Catholic school funding 4
If my Public school board amalgamated with our neighbouring Catholic school board, we could reduce capacity of 5,500 student surplus spaces that we share between us. Not only would we be able to get rid of partially filled schools, but also we would be able to eliminate the redundant administration and duplicated services that these two boards prop up. Doing this, we would free up over 3.6 million dollars annually and another million dollars if we calculated according to our smaller Catholic board’s per pupil funding allocation.
If these are the millions saved in amalgamating these two small boards, imagine the millions saved across the province by ending this overlap? Enough is enough. Instead of dividing, we should be measuring and aligning our legacy. We should be calculating the potential savings across the province.
Imagine what we could do together in education, for all kids, from all faith and non-faith communities alike, with a single public school system for each official language only. We could direct our savings into effective and sustainable student programs, services, and school classrooms.

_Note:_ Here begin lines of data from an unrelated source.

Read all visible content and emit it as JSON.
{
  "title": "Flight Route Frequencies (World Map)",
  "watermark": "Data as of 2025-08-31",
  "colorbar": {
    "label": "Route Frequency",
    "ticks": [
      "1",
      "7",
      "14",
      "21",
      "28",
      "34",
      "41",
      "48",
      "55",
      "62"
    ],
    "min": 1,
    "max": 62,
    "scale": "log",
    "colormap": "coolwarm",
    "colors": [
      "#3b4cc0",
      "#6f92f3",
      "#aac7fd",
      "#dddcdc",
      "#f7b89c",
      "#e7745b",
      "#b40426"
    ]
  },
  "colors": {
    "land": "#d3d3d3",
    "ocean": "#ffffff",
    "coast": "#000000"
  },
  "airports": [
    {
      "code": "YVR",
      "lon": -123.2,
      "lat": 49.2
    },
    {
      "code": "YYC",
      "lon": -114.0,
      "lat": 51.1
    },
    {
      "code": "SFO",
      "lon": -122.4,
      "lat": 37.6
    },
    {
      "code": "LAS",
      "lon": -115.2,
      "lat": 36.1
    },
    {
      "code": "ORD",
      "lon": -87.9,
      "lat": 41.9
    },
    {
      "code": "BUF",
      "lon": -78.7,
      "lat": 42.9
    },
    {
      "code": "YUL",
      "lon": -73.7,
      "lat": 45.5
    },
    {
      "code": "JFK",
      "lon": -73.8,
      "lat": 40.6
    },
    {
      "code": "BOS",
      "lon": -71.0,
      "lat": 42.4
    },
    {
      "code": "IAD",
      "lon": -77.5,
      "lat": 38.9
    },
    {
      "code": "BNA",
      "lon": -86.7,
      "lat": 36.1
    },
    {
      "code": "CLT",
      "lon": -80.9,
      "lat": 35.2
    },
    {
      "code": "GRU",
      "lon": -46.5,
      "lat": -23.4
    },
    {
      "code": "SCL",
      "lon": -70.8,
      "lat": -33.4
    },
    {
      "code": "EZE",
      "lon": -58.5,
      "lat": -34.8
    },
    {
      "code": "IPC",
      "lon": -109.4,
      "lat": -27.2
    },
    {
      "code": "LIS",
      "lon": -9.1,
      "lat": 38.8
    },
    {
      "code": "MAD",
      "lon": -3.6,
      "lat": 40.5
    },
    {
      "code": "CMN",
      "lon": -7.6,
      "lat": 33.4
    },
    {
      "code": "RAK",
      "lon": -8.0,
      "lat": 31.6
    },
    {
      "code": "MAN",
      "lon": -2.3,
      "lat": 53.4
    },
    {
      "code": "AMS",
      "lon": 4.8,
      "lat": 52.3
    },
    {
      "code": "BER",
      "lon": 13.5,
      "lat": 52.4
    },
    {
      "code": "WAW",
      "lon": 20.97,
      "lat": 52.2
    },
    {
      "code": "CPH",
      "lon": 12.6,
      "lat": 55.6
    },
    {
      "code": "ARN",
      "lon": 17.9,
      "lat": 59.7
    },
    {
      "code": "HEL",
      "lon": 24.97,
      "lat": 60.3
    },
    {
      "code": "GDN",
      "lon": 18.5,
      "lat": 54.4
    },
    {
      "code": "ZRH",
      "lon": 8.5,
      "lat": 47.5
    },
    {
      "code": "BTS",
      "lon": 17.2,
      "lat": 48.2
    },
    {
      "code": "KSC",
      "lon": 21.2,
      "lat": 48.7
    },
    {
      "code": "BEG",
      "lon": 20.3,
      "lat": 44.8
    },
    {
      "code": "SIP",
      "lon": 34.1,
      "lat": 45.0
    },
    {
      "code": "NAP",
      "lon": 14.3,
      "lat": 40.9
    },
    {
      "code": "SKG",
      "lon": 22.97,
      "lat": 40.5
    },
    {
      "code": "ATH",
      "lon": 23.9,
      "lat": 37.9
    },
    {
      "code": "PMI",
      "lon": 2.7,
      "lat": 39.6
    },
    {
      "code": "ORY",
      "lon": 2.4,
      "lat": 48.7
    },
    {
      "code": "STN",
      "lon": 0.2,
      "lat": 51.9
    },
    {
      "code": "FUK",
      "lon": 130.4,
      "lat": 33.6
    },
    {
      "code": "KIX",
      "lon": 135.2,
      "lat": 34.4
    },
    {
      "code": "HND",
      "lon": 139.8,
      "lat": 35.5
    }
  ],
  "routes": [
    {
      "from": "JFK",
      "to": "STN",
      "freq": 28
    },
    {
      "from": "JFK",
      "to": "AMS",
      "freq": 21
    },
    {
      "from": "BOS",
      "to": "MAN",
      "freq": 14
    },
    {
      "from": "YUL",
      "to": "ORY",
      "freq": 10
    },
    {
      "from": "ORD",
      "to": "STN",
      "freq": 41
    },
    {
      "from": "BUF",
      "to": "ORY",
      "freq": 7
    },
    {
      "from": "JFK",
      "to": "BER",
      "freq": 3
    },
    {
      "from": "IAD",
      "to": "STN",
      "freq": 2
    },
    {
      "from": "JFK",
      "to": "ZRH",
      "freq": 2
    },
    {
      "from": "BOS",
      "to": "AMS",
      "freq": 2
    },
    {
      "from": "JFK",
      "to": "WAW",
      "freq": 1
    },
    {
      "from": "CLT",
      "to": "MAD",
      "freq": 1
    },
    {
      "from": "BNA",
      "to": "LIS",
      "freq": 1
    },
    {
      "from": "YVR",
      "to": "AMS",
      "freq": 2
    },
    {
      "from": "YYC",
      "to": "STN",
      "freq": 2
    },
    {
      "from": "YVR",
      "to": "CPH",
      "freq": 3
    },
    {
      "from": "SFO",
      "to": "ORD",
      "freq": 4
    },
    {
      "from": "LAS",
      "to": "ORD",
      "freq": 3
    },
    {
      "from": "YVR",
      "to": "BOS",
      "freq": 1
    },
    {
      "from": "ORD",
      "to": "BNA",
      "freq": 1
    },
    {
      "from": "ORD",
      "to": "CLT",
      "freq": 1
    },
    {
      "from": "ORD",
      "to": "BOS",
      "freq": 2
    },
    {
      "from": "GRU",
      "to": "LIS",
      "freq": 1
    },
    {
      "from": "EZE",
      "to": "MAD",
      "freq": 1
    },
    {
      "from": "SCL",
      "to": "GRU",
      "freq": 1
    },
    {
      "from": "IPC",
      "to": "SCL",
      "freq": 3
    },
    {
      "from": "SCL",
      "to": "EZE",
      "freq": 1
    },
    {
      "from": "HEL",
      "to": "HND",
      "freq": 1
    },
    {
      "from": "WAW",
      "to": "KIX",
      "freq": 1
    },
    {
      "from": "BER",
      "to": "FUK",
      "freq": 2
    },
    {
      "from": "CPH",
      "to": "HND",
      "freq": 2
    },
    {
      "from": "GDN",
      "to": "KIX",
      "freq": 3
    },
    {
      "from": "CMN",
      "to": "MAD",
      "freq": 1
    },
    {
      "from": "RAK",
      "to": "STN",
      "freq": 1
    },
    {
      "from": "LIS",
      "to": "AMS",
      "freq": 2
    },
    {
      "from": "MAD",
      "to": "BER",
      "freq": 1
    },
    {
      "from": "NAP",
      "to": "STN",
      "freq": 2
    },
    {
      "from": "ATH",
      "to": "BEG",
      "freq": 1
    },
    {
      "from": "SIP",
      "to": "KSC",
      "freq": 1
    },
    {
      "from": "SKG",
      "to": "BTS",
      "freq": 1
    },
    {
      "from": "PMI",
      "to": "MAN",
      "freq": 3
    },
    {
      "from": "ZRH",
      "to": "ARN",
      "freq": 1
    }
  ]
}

Therefore, re-investments in student programming becomes the priority over investment in organizational structures.
A student-centered funding strategy will enable us to provide quality educational programs and better-specialized supports with more overall choice for all students, as well as better overall supervision to increase safety and to optimize education outcomes. Smaller class sizes for all could become the norm. A properly funded transportation system would treat all student riders equally and provide better bussing service. We could clear the air by upgrading and retrofitting our remaining school buildings, do much needed capital repairs and complete long overdue maintenance orders to make our schools healthy and environmentally friendly. By properly funding music, art, drama, sports programs, and popular extracurricular activities, we could finally dispense with student fees and fundraising for these essentials.
I believe that her information was short shifted and tokenized by following responders, for a variety of reasons. Nor is it a red herring to the argument of not funding Catholic schools. It is an additional factor to that of stopping the funding for separate schools, whilst both schools have empty seating and thus are a drain on the entire system.